No meio da noite, outro homem viaja na mesma autoestrada de sul para norte, num carro utilitário coberto de pó: é Giovanni Rancati, sindicalista, que regressa de um encontro com operários. Em Milão espera-o a companheira, Bruna, cabeleireira que, após anos de muitos sacrifícios, conseguiu abrir um salão só seu. Vivem juntos num bairro popular, um daqueles em que as casas que partilham a mesma varanda deixam a descoberto as alegrias e as dores de cada um, uma realidade em que é difícil aguentar até ao fim do mês e em que um sonho pode custar as economias de uma vida. Lamberto e Giovanni representam dois mundos opostos e distantes, mas os seus caminhos vão acabar por se encontrar, um pouco por necessidade e um pouco por acaso.
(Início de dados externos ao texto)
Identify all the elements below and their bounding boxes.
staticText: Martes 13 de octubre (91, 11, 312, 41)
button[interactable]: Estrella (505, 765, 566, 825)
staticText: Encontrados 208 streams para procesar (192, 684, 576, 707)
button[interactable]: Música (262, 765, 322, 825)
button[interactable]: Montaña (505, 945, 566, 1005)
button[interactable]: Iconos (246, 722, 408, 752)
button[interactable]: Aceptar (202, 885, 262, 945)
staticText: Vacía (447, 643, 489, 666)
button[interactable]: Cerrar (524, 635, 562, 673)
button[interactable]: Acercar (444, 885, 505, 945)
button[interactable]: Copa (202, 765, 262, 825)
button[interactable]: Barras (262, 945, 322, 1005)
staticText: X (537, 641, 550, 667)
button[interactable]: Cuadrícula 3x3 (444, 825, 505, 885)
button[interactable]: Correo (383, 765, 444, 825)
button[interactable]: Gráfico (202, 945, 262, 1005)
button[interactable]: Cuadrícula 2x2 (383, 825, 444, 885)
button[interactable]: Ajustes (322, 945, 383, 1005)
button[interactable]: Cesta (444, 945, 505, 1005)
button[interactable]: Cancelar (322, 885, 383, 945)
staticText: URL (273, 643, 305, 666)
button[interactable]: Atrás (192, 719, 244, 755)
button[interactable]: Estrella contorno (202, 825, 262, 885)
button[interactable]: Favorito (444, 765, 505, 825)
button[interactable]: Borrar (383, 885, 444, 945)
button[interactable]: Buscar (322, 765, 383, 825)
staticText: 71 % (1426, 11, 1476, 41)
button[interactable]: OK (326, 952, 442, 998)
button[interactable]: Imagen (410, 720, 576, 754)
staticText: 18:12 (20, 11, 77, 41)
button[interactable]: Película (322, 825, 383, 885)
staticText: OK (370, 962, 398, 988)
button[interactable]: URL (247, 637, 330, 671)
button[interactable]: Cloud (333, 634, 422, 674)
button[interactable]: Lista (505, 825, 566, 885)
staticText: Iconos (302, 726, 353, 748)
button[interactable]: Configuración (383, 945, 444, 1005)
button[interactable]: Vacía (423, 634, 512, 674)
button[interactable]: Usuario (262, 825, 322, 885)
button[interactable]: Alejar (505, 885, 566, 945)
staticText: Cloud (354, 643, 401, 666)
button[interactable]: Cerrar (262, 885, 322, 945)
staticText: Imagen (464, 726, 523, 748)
Desse encontro nasce um fascinante cruzamento de destinos em que se reflete a Itália de hoje, ainda dividida por contradições e lutas sociais, mas unida por uma profunda e absoluta necessidade de justiça e de amor.

(imagem e texto de fnac.pt)

 

Gostei!

Mas... na minha opinião, tem uma qualidade de escrita e enredo inferiores aos outros romances de Sveva Casati Modignani.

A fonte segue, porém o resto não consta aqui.